Im alten Preussen galt: Ein Beamter muss nicht nur unbestechlich sein. Er hat auch alles zu unterlassen, das den Eindruck erwecken könnte, er sei beeinflussbar. Das Problem von Ueli Schwarz ist seine politische Naivität. Er müsste sich vom Alltagsgeschäft der Schiedsrichter fernhalten wie der Teufel vom Weihwasserbecken. In einem Stadion und erst recht in Berner sollte er seinen Fuss nie in die Nähe einer Spieler- oder Schiedsrichterkabine setzen. Er sollte gutgemeinte Ratschläge unterlassen. In seinem Falle ist gut gemeint das Gegenteil von gut gemacht. Eigentlich sollte ja Verbandspräsident Marc Furrer dreinfahren wie der Hagelhans auf Uelis Glungge und die Dinge ordnen. Aber auch er hat Berner Stallgeruch. Er ist ein Freund von SCB-General Marc Lüthi. Als er noch um die Schweizer Meisterschaft ruderte, war Lüthi in seinem Boot der Steuermann.

 

Gerüchte nicht verwunderlich

Bei solchen Zuständen ist es nicht verwunderlich, wenn die SCB-Gegner eine Verschwörung wittern.
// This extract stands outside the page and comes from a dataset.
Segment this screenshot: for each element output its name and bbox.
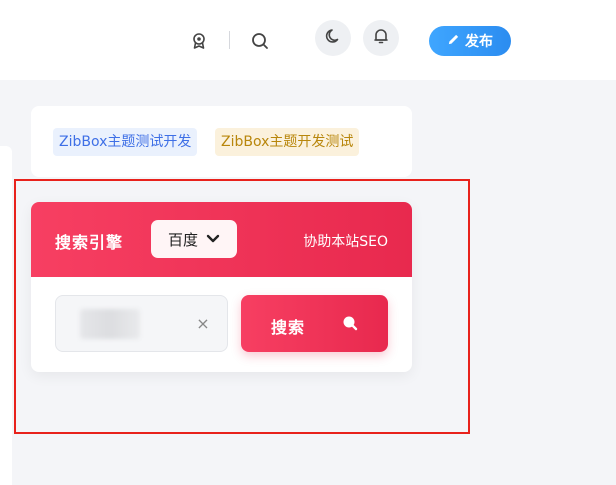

Zumal ja der SCB von der Konkurrenz als grösster, politisch und wirtschaftlich mächtigster Klub wahrgenommen und ganz besonders kritisch beurteilt wird. Gerade deshalb sollte die Liga-Führung alles unterlassen, was Nähe zum SCB vermuten lässt. Sollte es um den Titel und den Ligaerhalt zu bernisch-welschen Auseinandersetzungen kommen, dann werden die Verschwörungstheorien erst recht befeuert. Mit Vorliebe auch von den Kanadiern. Von Servettes Chris McSorley und Zugs Doug Shedden.

 

Verschwörungstheorien gehören halt auch und gerade zur nordamerikanischen Sportkultur. Es gibt sogar entsprechende Literatur. Etwa «The 25 Greatest Sports Conspiracy Theories of All Time» von Elliott Kalb. Gegen das, was dort ausgebreitet wird, leben wir in unserem Hockey denn doch noch in einer beschaulichen Welt.